2. Describe your environment:
-
OS Information: Docker - Linux 4.18.0-193.75.1.el8_2.x86_64 red hat 15BG RAM 150GB storage
-
Package Version: Docker compose file:
mongodb:
image: "mongo:5.0"
volumes:
- "mongodb_data:/data/db"
networks:
wardnet:
aliases:
- ward-mongo.dk
elasticsearch:
environment:
ES_JAVA_OPTS: "-Xms1g -Xmx1g -Dlog4j2.formatMsgNoLookups=true"
bootstrap.memory_lock: "true"
discovery.type: "single-node"
http.host: "0.0.0.0"
action.auto_create_index: "false"
image: "docker.elastic.co/elasticsearch/elasticsearch-oss:7.10.2"
ulimits:
memlock:
hard: -1
soft: -1
volumes:
- "es_data:/usr/share/elasticsearch/data"
networks:
wardnet:
aliases:
- ward-elasticsearch.dk
graylog:
image: "graylog/graylog:4.3"
depends_on:
- elasticsearch
- mongodb
entrypoint: "/usr/bin/tini -- wait-for-it ward-elasticsearch.dk:9200 -- /docker-entrypoint.sh"
environment:
GRAYLOG_NODE_ID_FILE: "/usr/share/graylog/data/config/node-id"
GRAYLOG_PASSWORD_SECRET: $GRAYLOG_PASSWORD_SECRET
GRAYLOG_ROOT_PASSWORD_SHA2: $GRAYLOG_ROOT_PASSWORD_SHA2
GRAYLOG_HTTP_EXTERNAL_URI: http://$HOST_DNS:9000/
GRAYLOG_HTTP_BIND_ADDRESS: "0.0.0.0:9000"
GRAYLOG_HTTP_EXTERNAL_URI: "http://localhost:9000/"
GRAYLOG_ELASTICSEARCH_HOSTS: "http://ward-elasticsearch.dk:9200"
GRAYLOG_MONGODB_URI: "mongodb://ward-mongo.dk:27017/graylog"
ports:
- "5044:5044/tcp" # Beats
- "5140:5140/udp" # Syslog
- "5140:5140/tcp" # Syslog
- "5555:5555/tcp" # RAW TCP
- "5555:5555/udp" # RAW TCP
- "9000:9000/tcp" # Server API
- "12201:12201/tcp" # GELF TCP
- "12201:12201/udp" # GELF UDP
#- "10000:10000/tcp" # Custom TCP port
#- "10000:10000/udp" # Custom UDP port
- "13301:13301/tcp" # Forwarder data
- "13302:13302/tcp" # Forwarder config
volumes:
- "graylog_data:/usr/share/graylog/data/data"
- "graylog_journal:/usr/share/graylog/data/journal"
- "./graylog/node-id:/usr/share/graylog/data/config/node-id"
networks:
wardnet:
aliases:
- ward-graylog.dk
volumes:
mongodb_data:
driver: local
es_data:
driver: local
graylog_data:
driver: local
graylog_journal:
driver: local
- Service logs, configurations, and environment variables:
in comments due to link limit
3. What steps have you already taken to try and solve the problem?
We’ve tried persisting inputs via content packs, but these are also removed/not reloaded when our issue occurs.
We checked elastic search to see if there were storage/watermark/read-only issues, and tried tweaking memory limits of elastic search, as we think that’s the root cause.
We also tried various combinations and upgrades and downgrades of graylog-mongo-elastic versions.
Recently reconfigured everything from scratch based on this docker-compose/docker-compose.yml at main · Graylog2/docker-compose · GitHub (only thing changed is the node-id)
Checked elastic cluster: “Elasticsearch cluster docker-cluster is green.

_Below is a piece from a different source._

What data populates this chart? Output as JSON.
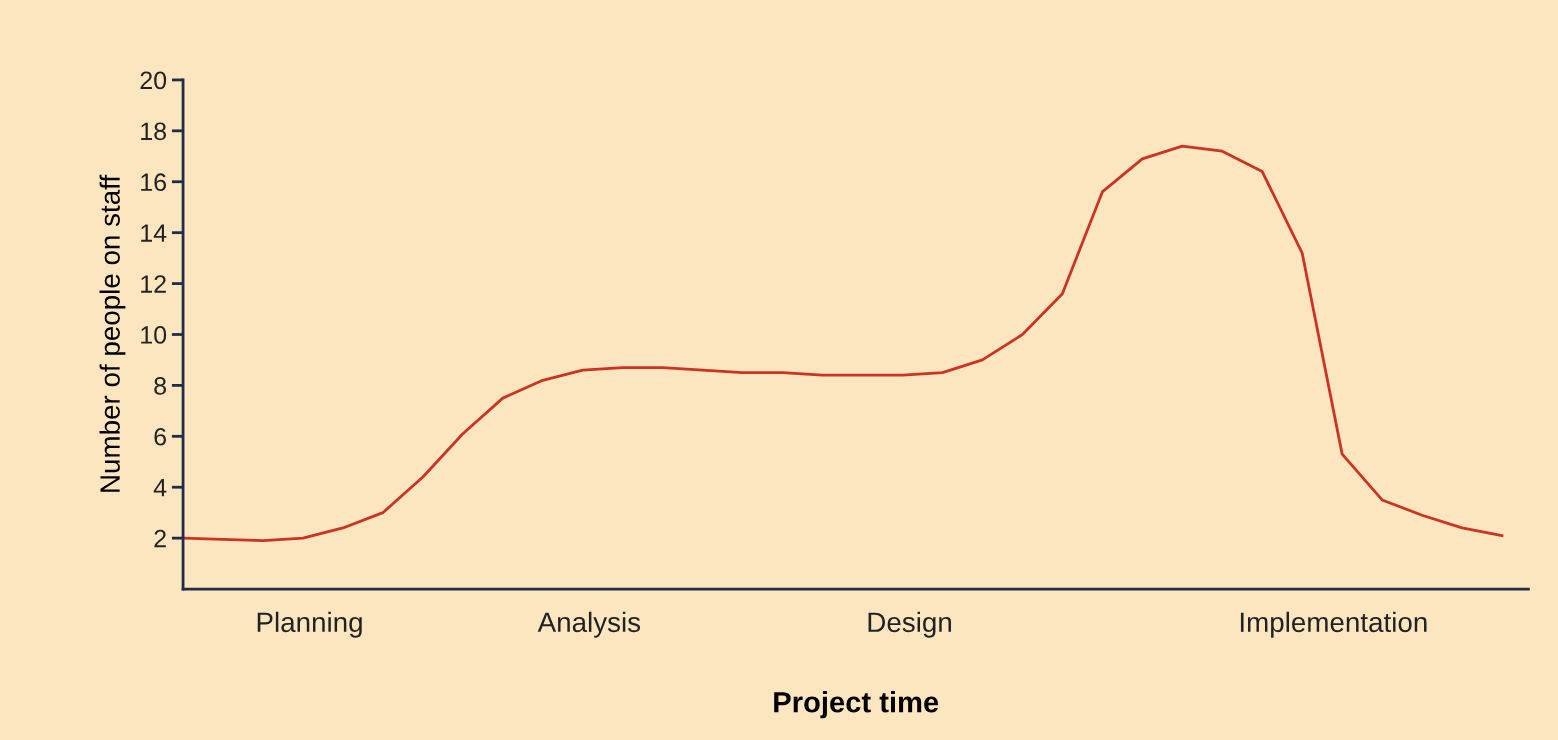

Shards: 4 active, 0 initializing, 0 relocating, 0 unassigned”
Indexer failures: “Hurray! There are not any indexer failures.”
4. How can the community help?
Can you please review the logs / configuration and check for any rookie mistakes?
Thank you so much!
PS. We do have graylog exposed on a public URL, would it be okay/helpful to provide that + credentials here(just a test-server where the issue persists), or is that no-go?